Porta-bandeira histórica da Portela, Vilma Nascimento, de 85 anos, passou por uma situação constrangedora no Aeroporto de Brasília, na última terça-feira, 21, ao ser acusada por uma segurança de ter furtado uma loja. O caso foi denunciado pela filha dela, Danielle Nascimento, em uma publicação feita nesta quinta, 23.

Em um vídeo publicado por Danielle, é possível ver Vilma tendo que retirar todos os pertences da bolsa enquanto estava na loja Duty Free Shop. A filha contou que ela e a mãe compraram chocolates na loja, antes de embarcar no voo para o Rio. Porém, depois do pagamento, elas foram abordadas por uma fiscal.

A situação aconteceu logo após Vilma ser homenageada na Câmara dos Deputados, em uma celebração pelo Dia da Consciência Negra. Para Danielle e outras pessoas que repercutiram o caso, houve racismo na abordagem.

"Foi uma humilhação que nem eu, nem a minha mãe imaginávamos passar nessa vida. Estamos tristes e traumatizadas até agora. Foi um absurdo! Cheguei a perguntar se ela estava fazendo isso conosco por causa da nossa cor", relembrou Danielle.

Repercussão

Nas redes sociais, personalidades políticas comentaram o caso. A ministra da Igualdade Racial, Anielle Franco, disse que está tomando providências para ampliar o combate ao racismo.

Ainda do governo federal, Paulo Pimenta, ministro da Secretaria de Comunicação Social, e a primeira-dama Janja também se pronunciaram.

A Portela publicou uma nota de solidariedade e condenou o ocorrido. "O constrangimento, demonstrado nas imagens divulgadas, é sentido por todos que temos no samba parte importante de nossa identidade, e que enxergamos em Vilma uma de nossas grandes referências", diz trecho do texto.
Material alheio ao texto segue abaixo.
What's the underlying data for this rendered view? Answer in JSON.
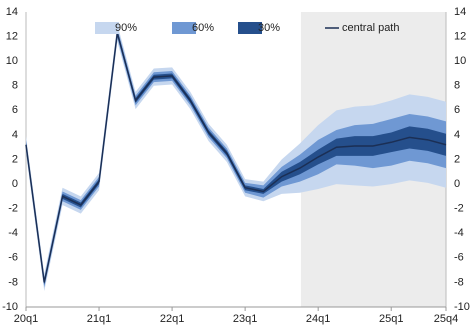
{
  "chart_data": {
    "type": "fan",
    "categories": [
      "20q1",
      null,
      null,
      null,
      "21q1",
      null,
      null,
      null,
      "22q1",
      null,
      null,
      null,
      "23q1",
      null,
      null,
      null,
      "24q1",
      null,
      null,
      null,
      "25q1",
      null,
      null,
      "25q4"
    ],
    "series": [
      {
        "name": "90%",
        "color": "#c6d7ef",
        "upper": [
          3.9,
          -7.3,
          -0.3,
          -1.0,
          0.9,
          13.0,
          7.5,
          9.4,
          9.5,
          7.5,
          4.9,
          3.2,
          0.4,
          0.2,
          2.0,
          3.3,
          4.8,
          6.0,
          6.3,
          6.4,
          6.8,
          7.3,
          7.1,
          6.7
        ],
        "lower": [
          2.5,
          -8.7,
          -1.7,
          -2.4,
          -0.5,
          11.6,
          6.1,
          8.0,
          8.1,
          6.1,
          3.5,
          1.8,
          -1.0,
          -1.4,
          -0.8,
          -0.7,
          -0.4,
          0.0,
          -0.1,
          -0.2,
          0.0,
          0.3,
          0.1,
          -0.3
        ]
      },
      {
        "name": "60%",
        "color": "#6f98d3",
        "upper": [
          3.6,
          -7.6,
          -0.6,
          -1.3,
          0.6,
          12.7,
          7.2,
          9.1,
          9.2,
          7.2,
          4.6,
          2.9,
          0.1,
          -0.1,
          1.4,
          2.4,
          3.6,
          4.4,
          4.8,
          4.9,
          5.3,
          5.7,
          5.5,
          5.1
        ],
        "lower": [
          2.8,
          -8.4,
          -1.4,
          -2.1,
          -0.2,
          11.9,
          6.4,
          8.3,
          8.4,
          6.4,
          3.8,
          2.1,
          -0.7,
          -1.1,
          -0.2,
          0.2,
          0.8,
          1.6,
          1.5,
          1.3,
          1.5,
          1.9,
          1.7,
          1.3
        ]
      },
      {
        "name": "30%",
        "color": "#254f8c",
        "upper": [
          3.4,
          -7.8,
          -0.8,
          -1.5,
          0.4,
          12.5,
          7.0,
          8.9,
          9.0,
          7.0,
          4.4,
          2.7,
          -0.1,
          -0.4,
          1.0,
          1.8,
          2.8,
          3.7,
          3.9,
          3.9,
          4.2,
          4.7,
          4.5,
          4.1
        ],
        "lower": [
          3.0,
          -8.2,
          -1.2,
          -1.9,
          0.0,
          12.1,
          6.6,
          8.5,
          8.6,
          6.6,
          4.0,
          2.3,
          -0.5,
          -0.8,
          0.2,
          0.8,
          1.6,
          2.3,
          2.3,
          2.3,
          2.6,
          2.9,
          2.7,
          2.3
        ]
      },
      {
        "name": "central path",
        "color": "#1b2f55",
        "values": [
          3.2,
          -8,
          -1,
          -1.7,
          0.2,
          12.3,
          6.8,
          8.7,
          8.8,
          6.8,
          4.2,
          2.5,
          -0.3,
          -0.6,
          0.6,
          1.3,
          2.2,
          3.0,
          3.1,
          3.1,
          3.4,
          3.8,
          3.6,
          3.2
        ]
      }
    ],
    "ylim": [
      -10,
      14
    ],
    "yticks": [
      -10,
      -8,
      -6,
      -4,
      -2,
      0,
      2,
      4,
      6,
      8,
      10,
      12,
      14
    ],
    "y2lim": [
      -10,
      14
    ],
    "y2ticks": [
      -10,
      -8,
      -6,
      -4,
      -2,
      0,
      2,
      4,
      6,
      8,
      10,
      12,
      14
    ],
    "shade_from_index": 15,
    "shade_color": "#ececec"
  }
}
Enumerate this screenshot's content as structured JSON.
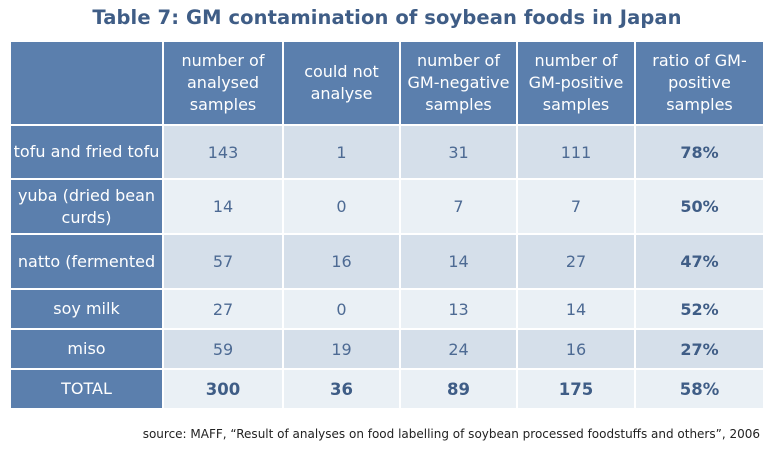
{
  "title": "Table 7: GM contamination of soybean foods in Japan",
  "headers": [
    "",
    "number of analysed samples",
    "could not analyse",
    "number of GM-negative samples",
    "number of GM-positive samples",
    "ratio of GM-positive samples"
  ],
  "rows": [
    {
      "label": "tofu and fried tofu",
      "values": [
        "143",
        "1",
        "31",
        "111",
        "78%"
      ]
    },
    {
      "label": "yuba (dried bean curds)",
      "values": [
        "14",
        "0",
        "7",
        "7",
        "50%"
      ]
    },
    {
      "label": "natto (fermented",
      "values": [
        "57",
        "16",
        "14",
        "27",
        "47%"
      ]
    },
    {
      "label": "soy milk",
      "values": [
        "27",
        "0",
        "13",
        "14",
        "52%"
      ]
    },
    {
      "label": "miso",
      "values": [
        "59",
        "19",
        "24",
        "16",
        "27%"
      ]
    },
    {
      "label": "TOTAL",
      "values": [
        "300",
        "36",
        "89",
        "175",
        "58%"
      ]
    }
  ],
  "source": "source: MAFF, “Result of analyses on food labelling of soybean processed foodstuffs and others”, 2006"
}
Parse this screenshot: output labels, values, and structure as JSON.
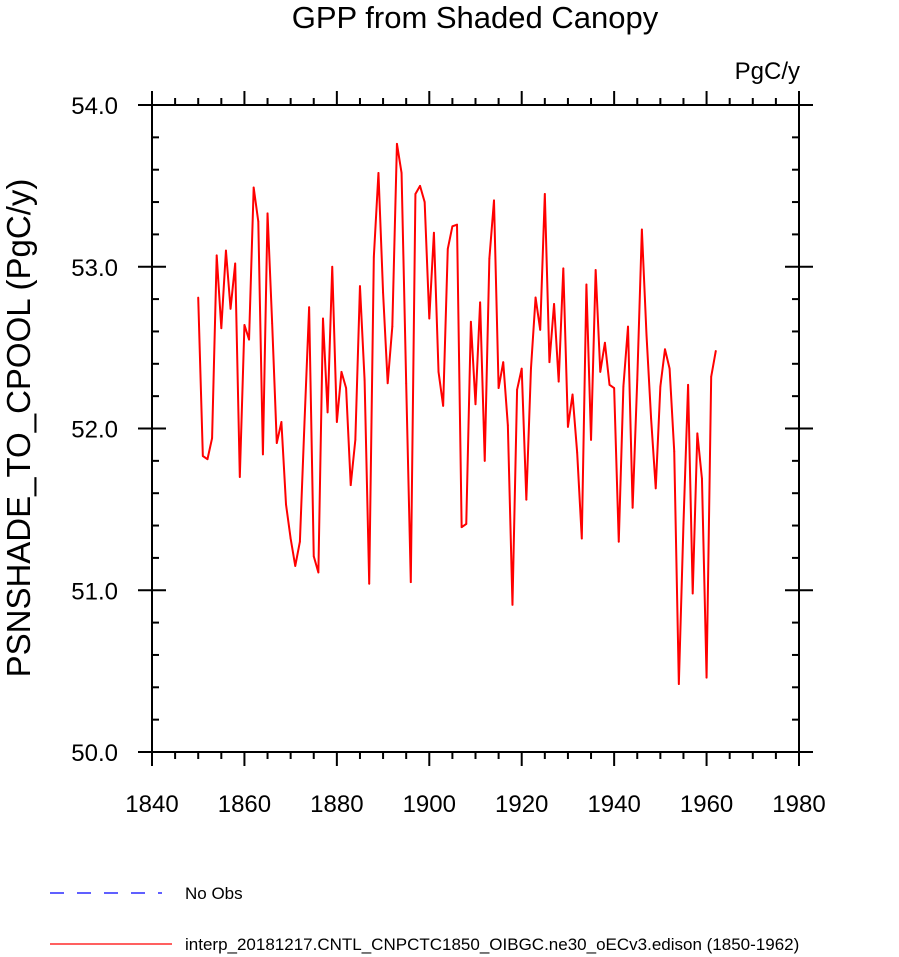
{
  "chart_data": {
    "type": "line",
    "title": "GPP from Shaded Canopy",
    "units": "PgC/y",
    "ylabel": "PSNSHADE_TO_CPOOL  (PgC/y)",
    "xlabel": "",
    "xlim": [
      1840,
      1980
    ],
    "ylim": [
      50.0,
      54.0
    ],
    "xticks": [
      "1840",
      "1860",
      "1880",
      "1900",
      "1920",
      "1940",
      "1960",
      "1980"
    ],
    "yticks": [
      "50.0",
      "51.0",
      "52.0",
      "53.0",
      "54.0"
    ],
    "legend": [
      "No Obs",
      "interp_20181217.CNTL_CNPCTC1850_OIBGC.ne30_oECv3.edison (1850-1962)"
    ],
    "series": [
      {
        "name": "interp_20181217.CNTL_CNPCTC1850_OIBGC.ne30_oECv3.edison (1850-1962)",
        "color": "#ff0000",
        "x": [
          1850,
          1851,
          1852,
          1853,
          1854,
          1855,
          1856,
          1857,
          1858,
          1859,
          1860,
          1861,
          1862,
          1863,
          1864,
          1865,
          1866,
          1867,
          1868,
          1869,
          1870,
          1871,
          1872,
          1873,
          1874,
          1875,
          1876,
          1877,
          1878,
          1879,
          1880,
          1881,
          1882,
          1883,
          1884,
          1885,
          1886,
          1887,
          1888,
          1889,
          1890,
          1891,
          1892,
          1893,
          1894,
          1895,
          1896,
          1897,
          1898,
          1899,
          1900,
          1901,
          1902,
          1903,
          1904,
          1905,
          1906,
          1907,
          1908,
          1909,
          1910,
          1911,
          1912,
          1913,
          1914,
          1915,
          1916,
          1917,
          1918,
          1919,
          1920,
          1921,
          1922,
          1923,
          1924,
          1925,
          1926,
          1927,
          1928,
          1929,
          1930,
          1931,
          1932,
          1933,
          1934,
          1935,
          1936,
          1937,
          1938,
          1939,
          1940,
          1941,
          1942,
          1943,
          1944,
          1945,
          1946,
          1947,
          1948,
          1949,
          1950,
          1951,
          1952,
          1953,
          1954,
          1955,
          1956,
          1957,
          1958,
          1959,
          1960,
          1961,
          1962
        ],
        "values": [
          52.81,
          51.83,
          51.81,
          51.94,
          53.07,
          52.62,
          53.1,
          52.74,
          53.02,
          51.7,
          52.64,
          52.55,
          53.49,
          53.28,
          51.84,
          53.33,
          52.65,
          51.91,
          52.04,
          51.53,
          51.32,
          51.15,
          51.3,
          52.04,
          52.75,
          51.21,
          51.11,
          52.68,
          52.1,
          53.0,
          52.04,
          52.35,
          52.25,
          51.65,
          51.93,
          52.88,
          52.3,
          51.04,
          53.06,
          53.58,
          52.84,
          52.28,
          52.63,
          53.76,
          53.58,
          52.28,
          51.05,
          53.45,
          53.5,
          53.4,
          52.68,
          53.21,
          52.35,
          52.14,
          53.11,
          53.25,
          53.26,
          51.39,
          51.41,
          52.66,
          52.15,
          52.78,
          51.8,
          53.05,
          53.41,
          52.25,
          52.41,
          52.02,
          50.91,
          52.24,
          52.37,
          51.56,
          52.37,
          52.81,
          52.61,
          53.45,
          52.41,
          52.77,
          52.29,
          52.99,
          52.01,
          52.21,
          51.85,
          51.32,
          52.89,
          51.93,
          52.98,
          52.35,
          52.53,
          52.27,
          52.25,
          51.3,
          52.26,
          52.63,
          51.51,
          52.3,
          53.23,
          52.58,
          52.06,
          51.63,
          52.26,
          52.49,
          52.37,
          51.86,
          50.42,
          51.41,
          52.27,
          50.98,
          51.97,
          51.69,
          50.46,
          52.32,
          52.48
        ]
      }
    ]
  }
}
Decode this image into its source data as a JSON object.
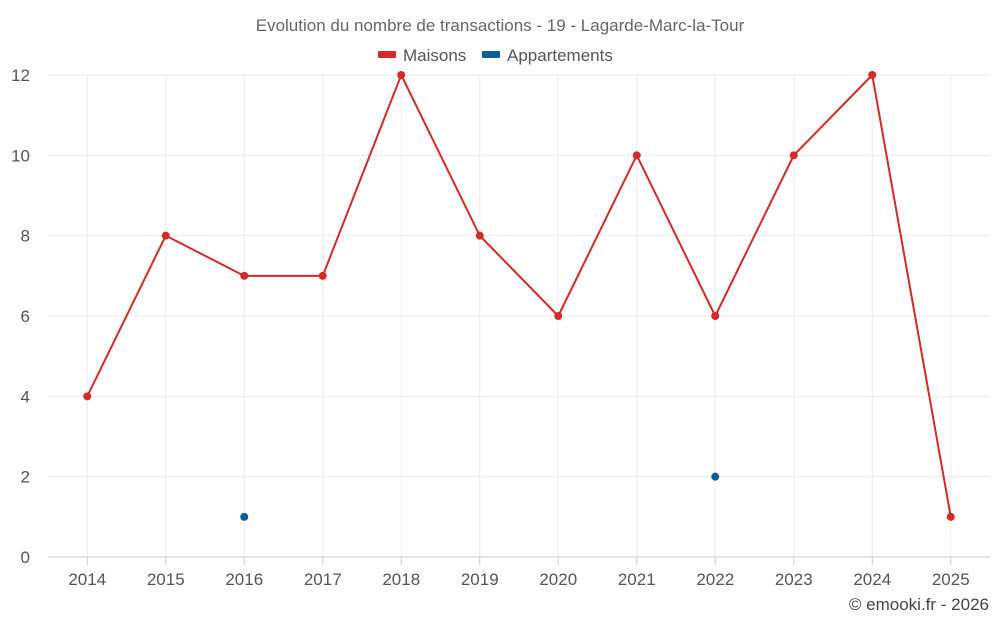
{
  "chart_data": {
    "type": "line",
    "title": "Evolution du nombre de transactions - 19 - Lagarde-Marc-la-Tour",
    "xlabel": "",
    "ylabel": "",
    "categories": [
      "2014",
      "2015",
      "2016",
      "2017",
      "2018",
      "2019",
      "2020",
      "2021",
      "2022",
      "2023",
      "2024",
      "2025"
    ],
    "ylim": [
      0,
      12
    ],
    "yticks": [
      "0",
      "2",
      "4",
      "6",
      "8",
      "10",
      "12"
    ],
    "grid": true,
    "legend_position": "top-center",
    "series": [
      {
        "name": "Maisons",
        "color": "#d42a2a",
        "values": [
          4,
          8,
          7,
          7,
          12,
          8,
          6,
          10,
          6,
          10,
          12,
          1
        ]
      },
      {
        "name": "Appartements",
        "color": "#0b5d9a",
        "values": [
          null,
          null,
          1,
          null,
          null,
          null,
          null,
          null,
          2,
          null,
          null,
          null
        ]
      }
    ]
  },
  "credit": "© emooki.fr - 2026"
}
Em nota, a Dufry Brasil pediu desculpas pelo "lamentável incidente". “A abordagem feita pela fiscal de segurança da loja está absolutamente fora do nosso padrão. Em razão da falha nos procedimentos, a profissional foi afastada de suas funções. Este tipo de abordagem não reflete as políticas e valores da empresa. A Dufry está reforçando todos os seus procedimentos internos e treinamentos, em linha com as suas políticas, para impedir que situações assim se repitam", diz o comunicado.